Burton residents Sterling and Margaret Simpson came home from spending the long weekend away to find a handful of their turkeys and chickens had been killed.
Reports had been circulating around town that a grizzly sow with three cubs had been roaming about, looking for food, and they had found their way to the penned fowl. Dixie, their fearless Great Pyrenees, tangled with the bears and was injured but survived a swat from one of the bears.
“Tuesday morning we called Conservation and they came out and set the traps the next night,” Sterling told the Arrow Lakes News. At 7 p.m. the traps were set and by 9 p.m., there was one bear in a trap already.
The next morning, the mother bear and one cub were in the traps, and the Conservation Officers were able to tranquilize the other two with darts.
“It was almost textbook,” said Sterling, who was happy to see the bears taken into custody rather than shot or wounded. “The last thing we want is a wounded bear wandering around.”
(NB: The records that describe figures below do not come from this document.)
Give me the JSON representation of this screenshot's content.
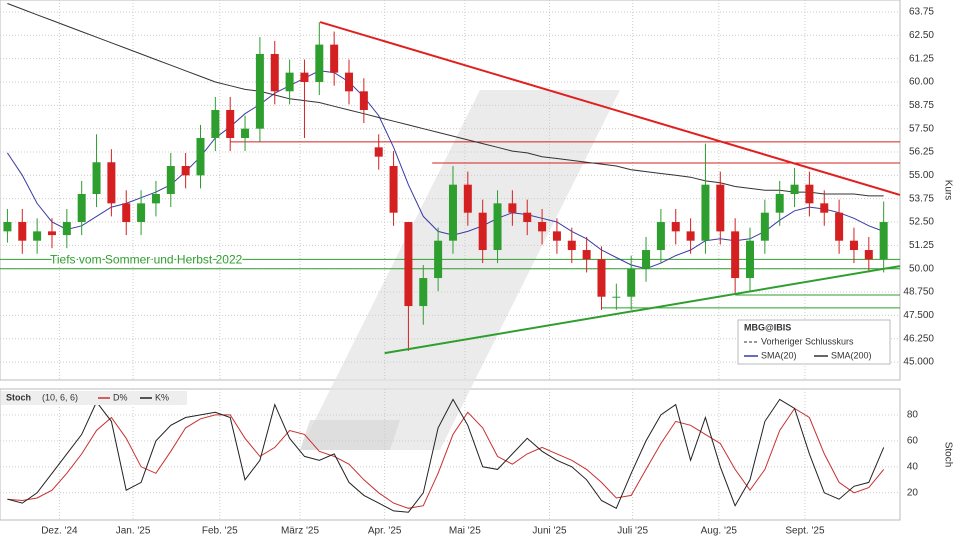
{
  "chart_data": [
    {
      "type": "candlestick",
      "legend_title": "MBG@IBIS",
      "reference_line_label": "Vorheriger Schlusskurs",
      "ylabel": "Kurs",
      "up_color": "#2e9e2e",
      "down_color": "#d42020",
      "xlim": [
        -0.5,
        60.1
      ],
      "ylim": [
        44.04,
        64.39
      ],
      "yticks": [
        63.75,
        {
          "value": 62.5,
          "label": "62.50"
        },
        61.25,
        {
          "value": 60,
          "label": "60.00"
        },
        58.75,
        {
          "value": 57.5,
          "label": "57.50"
        },
        56.25,
        {
          "value": 55,
          "label": "55.00"
        },
        53.75,
        {
          "value": 52.5,
          "label": "52.50"
        },
        51.25,
        {
          "value": 50,
          "label": "50.00"
        },
        {
          "value": 48.75,
          "label": "48.750"
        },
        {
          "value": 47.5,
          "label": "47.500"
        },
        {
          "value": 46.25,
          "label": "46.250"
        },
        {
          "value": 45,
          "label": "45.000"
        }
      ],
      "grid": true,
      "open": [
        52.0,
        52.5,
        51.5,
        52.0,
        51.8,
        52.5,
        54.0,
        55.7,
        53.5,
        52.5,
        53.5,
        54.0,
        55.5,
        55.0,
        57.0,
        58.5,
        57.0,
        57.5,
        61.5,
        59.5,
        60.5,
        60.0,
        62.0,
        60.5,
        59.5,
        56.5,
        55.5,
        52.5,
        48.0,
        49.5,
        51.5,
        54.5,
        53.0,
        51.0,
        53.5,
        53.0,
        52.5,
        52.0,
        51.5,
        51.0,
        50.5,
        48.5,
        48.5,
        50.0,
        51.0,
        52.5,
        52.0,
        51.5,
        54.5,
        52.0,
        49.5,
        51.5,
        53.0,
        54.0,
        54.5,
        53.5,
        53.0,
        51.5,
        51.0,
        50.5
      ],
      "high": [
        53.2,
        53.2,
        52.7,
        52.7,
        53.2,
        54.7,
        57.2,
        56.4,
        54.2,
        54.2,
        54.7,
        56.2,
        56.2,
        57.7,
        59.2,
        59.2,
        58.2,
        62.4,
        62.2,
        61.2,
        61.2,
        63.2,
        62.7,
        61.2,
        60.2,
        57.2,
        56.3,
        52.5,
        50.2,
        52.2,
        55.5,
        55.2,
        53.7,
        54.2,
        54.2,
        53.7,
        53.2,
        52.7,
        52.2,
        51.7,
        51.2,
        49.2,
        50.7,
        51.7,
        53.2,
        53.2,
        52.7,
        56.7,
        55.2,
        52.7,
        52.2,
        53.7,
        54.7,
        55.4,
        55.2,
        54.2,
        53.7,
        52.2,
        51.7,
        53.6
      ],
      "low": [
        51.4,
        50.8,
        50.8,
        51.1,
        51.1,
        51.8,
        53.3,
        52.8,
        51.8,
        51.8,
        52.8,
        53.3,
        54.3,
        54.3,
        56.3,
        56.3,
        56.3,
        56.8,
        58.8,
        58.8,
        57.0,
        59.3,
        59.8,
        58.8,
        57.8,
        55.3,
        52.3,
        45.6,
        47.0,
        48.8,
        50.8,
        52.3,
        50.3,
        50.3,
        52.3,
        51.8,
        51.3,
        50.8,
        50.3,
        49.8,
        47.8,
        47.8,
        47.8,
        49.3,
        50.3,
        51.3,
        50.8,
        50.8,
        51.3,
        48.7,
        48.8,
        50.8,
        52.3,
        53.3,
        52.8,
        52.3,
        50.8,
        50.3,
        49.8,
        49.8
      ],
      "close": [
        52.5,
        51.5,
        52.0,
        51.8,
        52.5,
        54.0,
        55.7,
        53.5,
        52.5,
        53.5,
        54.0,
        55.5,
        55.0,
        57.0,
        58.5,
        57.0,
        57.5,
        61.5,
        59.5,
        60.5,
        60.0,
        62.0,
        60.5,
        59.5,
        58.5,
        56.0,
        53.0,
        48.0,
        49.5,
        51.5,
        54.5,
        53.0,
        51.0,
        53.5,
        53.0,
        52.5,
        52.0,
        51.5,
        51.0,
        50.5,
        48.5,
        48.5,
        50.0,
        51.0,
        52.5,
        52.0,
        51.5,
        54.5,
        52.0,
        49.5,
        51.5,
        53.0,
        54.0,
        54.5,
        53.5,
        53.0,
        51.5,
        51.0,
        50.5,
        52.5
      ],
      "series": [
        {
          "name": "SMA(20)",
          "color": "#3a3aa8",
          "values": [
            56.2,
            55.0,
            53.5,
            52.5,
            52.1,
            52.3,
            52.8,
            53.3,
            53.5,
            53.8,
            54.1,
            54.5,
            55.2,
            56.0,
            57.0,
            57.6,
            58.3,
            58.8,
            59.4,
            59.8,
            60.2,
            60.6,
            60.5,
            60.0,
            59.2,
            58.2,
            56.5,
            54.5,
            52.8,
            52.0,
            51.8,
            52.0,
            52.3,
            52.7,
            53.0,
            52.9,
            52.7,
            52.5,
            52.0,
            51.6,
            51.0,
            50.6,
            50.2,
            50.0,
            50.3,
            50.7,
            51.0,
            51.5,
            51.6,
            51.5,
            51.6,
            52.0,
            52.6,
            53.1,
            53.3,
            53.2,
            53.0,
            52.7,
            52.3,
            52.0
          ]
        },
        {
          "name": "SMA(200)",
          "color": "#333333",
          "values": [
            64.2,
            63.9,
            63.6,
            63.3,
            63.0,
            62.7,
            62.4,
            62.1,
            61.8,
            61.5,
            61.2,
            60.9,
            60.6,
            60.3,
            60.0,
            59.8,
            59.6,
            59.5,
            59.3,
            59.1,
            59.0,
            58.9,
            58.7,
            58.5,
            58.3,
            58.1,
            57.9,
            57.7,
            57.5,
            57.3,
            57.1,
            56.9,
            56.7,
            56.5,
            56.3,
            56.2,
            56.0,
            55.9,
            55.8,
            55.7,
            55.6,
            55.5,
            55.3,
            55.2,
            55.1,
            55.0,
            54.9,
            54.7,
            54.6,
            54.4,
            54.3,
            54.2,
            54.2,
            54.1,
            54.1,
            54.0,
            54.0,
            54.0,
            53.9,
            53.9
          ]
        }
      ],
      "levels": [
        {
          "value": 56.79,
          "from": 15.0,
          "color": "#d42020"
        },
        {
          "value": 55.66,
          "from": 28.6,
          "color": "#d42020"
        },
        {
          "value": 50.5,
          "from": -0.5,
          "color": "#2e9e2e"
        },
        {
          "value": 50.0,
          "from": -0.5,
          "color": "#2e9e2e"
        },
        {
          "value": 48.59,
          "from": 49.0,
          "color": "#2e9e2e"
        },
        {
          "value": 47.9,
          "from": 40.0,
          "color": "#2e9e2e"
        }
      ],
      "trendlines": [
        {
          "x": [
            21.05,
            60.1
          ],
          "y": [
            63.21,
            53.95
          ],
          "color": "#e02020"
        },
        {
          "x": [
            25.4,
            60.1
          ],
          "y": [
            45.48,
            50.14
          ],
          "color": "#2e9e2e"
        }
      ],
      "annotation": "Tiefs vom Sommer und Herbst 2022"
    },
    {
      "type": "line",
      "title": "Stoch",
      "params": "(10, 6, 6)",
      "ylabel": "Stoch",
      "xlim": [
        -0.5,
        60.1
      ],
      "ylim": [
        -1,
        100
      ],
      "yticks": [
        20,
        40,
        60,
        80
      ],
      "grid": true,
      "xticks": [
        {
          "value": 3.5,
          "label": "Dez. '24"
        },
        {
          "value": 8.46,
          "label": "Jan. '25"
        },
        {
          "value": 14.3,
          "label": "Feb. '25"
        },
        {
          "value": 19.7,
          "label": "März '25"
        },
        {
          "value": 25.4,
          "label": "Apr. '25"
        },
        {
          "value": 30.8,
          "label": "Mai '25"
        },
        {
          "value": 36.5,
          "label": "Juni '25"
        },
        {
          "value": 42.1,
          "label": "Juli '25"
        },
        {
          "value": 47.9,
          "label": "Aug. '25"
        },
        {
          "value": 53.7,
          "label": "Sept. '25"
        }
      ],
      "series": [
        {
          "name": "D%",
          "color": "#c83030",
          "values": [
            15,
            14,
            16,
            22,
            35,
            50,
            68,
            78,
            62,
            40,
            35,
            52,
            70,
            77,
            80,
            80,
            62,
            48,
            55,
            68,
            65,
            52,
            48,
            42,
            30,
            20,
            12,
            8,
            10,
            35,
            65,
            82,
            70,
            48,
            42,
            50,
            55,
            50,
            45,
            38,
            28,
            16,
            18,
            38,
            58,
            75,
            72,
            65,
            58,
            38,
            22,
            38,
            68,
            85,
            78,
            50,
            28,
            20,
            24,
            38
          ]
        },
        {
          "name": "K%",
          "color": "#222222",
          "values": [
            15,
            12,
            20,
            35,
            50,
            65,
            90,
            75,
            22,
            28,
            60,
            72,
            78,
            80,
            82,
            78,
            30,
            45,
            88,
            62,
            48,
            45,
            50,
            28,
            18,
            12,
            6,
            5,
            20,
            70,
            92,
            72,
            40,
            38,
            50,
            62,
            52,
            45,
            40,
            30,
            14,
            8,
            35,
            60,
            80,
            88,
            45,
            78,
            40,
            10,
            30,
            75,
            92,
            85,
            50,
            20,
            15,
            25,
            28,
            55
          ]
        }
      ]
    }
  ]
}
Arnold deBoon, Conservation Officer Sergeant for the West Kootenay Zone, was also glad to get the bears transported away from Burton and back to their home.
“We ear-tagged the mother and relocated them in the same ecosystem they were caught, at a distance from Burton,” he said.
Because they were captured late in October, the decision was made after consulting with bear researchers to release the family back in their home territory near their winter den.
At this point in the season, the Officers are hoping the sow will head to her chosen denning site with her cubs. Of course, there’s no guarantee, and there is a chance they could come back, but it likely won’t be this year before the snow hits the ground, said deBoon.
When bears’ predation is on larger livestock like sheep or goats, it’s often a different story.
“They develop a taste for it, and more importantly they see they’re capable of doing it,” the Officer explained. “We do our best to give them a chance.”
But if the bears become a significant threat to humans, the decision to destroy them has to be made, a decision that doesn’t make anyone happy, said deBoon.
Fortunately in this case, capturing the grizzly sow and cubs was quick and easy, and the entire family will be back in their habitat and able to get ready for hibernation back in their den.